While using the v3.0.79 It seems that some pdfs are not currently parsed well when using from pypdf import PdfReader in backend/danswer/file_processing/extract_file_text.py.

The result is that the llm answers that it cannot retrieve any information from the given document. Should a OCR reader or other framework be used for this ?

arrfan · Answer 1 · Wed Jun 12 2024 17:46:57 GMT+0800 (China Standard Time)

You might need to use OCR to extract text, If the PDFs contain scanned images or are image-based.
pytesseract along-with an image processing library like Pillow should work to extract text from images within PDFs.

plopezamaya · Answer 2 · Wed Jun 12 2024 23:36:11 GMT+0800 (China Standard Time)

@arrfandannge Meaning that what is implemented today in danswer should be replaced by an OCR or Pillow ?

arrfan · Answer 3 · Thu Jun 13 2024 01:14:26 GMT+0800 (China Standard Time)
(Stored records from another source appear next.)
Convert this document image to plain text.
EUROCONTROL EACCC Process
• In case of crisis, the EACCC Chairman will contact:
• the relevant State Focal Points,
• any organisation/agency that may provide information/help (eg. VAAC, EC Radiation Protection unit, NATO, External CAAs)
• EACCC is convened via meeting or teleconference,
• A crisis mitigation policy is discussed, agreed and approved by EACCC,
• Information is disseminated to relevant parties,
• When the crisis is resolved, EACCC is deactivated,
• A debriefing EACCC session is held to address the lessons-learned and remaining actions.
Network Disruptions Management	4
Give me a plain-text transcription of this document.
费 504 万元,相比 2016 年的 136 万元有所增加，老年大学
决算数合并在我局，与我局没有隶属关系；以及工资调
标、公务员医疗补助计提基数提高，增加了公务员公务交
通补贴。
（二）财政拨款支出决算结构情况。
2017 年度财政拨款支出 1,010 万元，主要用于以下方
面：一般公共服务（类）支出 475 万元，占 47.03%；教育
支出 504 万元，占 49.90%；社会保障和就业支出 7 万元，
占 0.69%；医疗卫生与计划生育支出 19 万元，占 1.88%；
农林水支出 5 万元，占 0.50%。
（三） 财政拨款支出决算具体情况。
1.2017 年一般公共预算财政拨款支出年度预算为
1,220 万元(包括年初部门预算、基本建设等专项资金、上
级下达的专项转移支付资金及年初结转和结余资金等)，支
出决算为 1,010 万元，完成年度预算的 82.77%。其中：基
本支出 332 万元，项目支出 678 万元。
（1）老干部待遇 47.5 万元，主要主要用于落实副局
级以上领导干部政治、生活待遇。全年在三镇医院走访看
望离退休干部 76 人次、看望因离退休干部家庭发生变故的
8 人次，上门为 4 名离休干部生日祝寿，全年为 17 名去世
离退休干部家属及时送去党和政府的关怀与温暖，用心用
@arrfandannge Meaning that what is implemented today in danswer should be replaced by an OCR or Pillow ?

I suggest keeping the current implementation intact but adding code that uses OCR as a fallback method when pypdf doesn't help. This will keep the solution robust and ensure efficiency because extraction with pypdf is generally faster than OCR.

I can try implementing this solution in a separate branch and see how it works.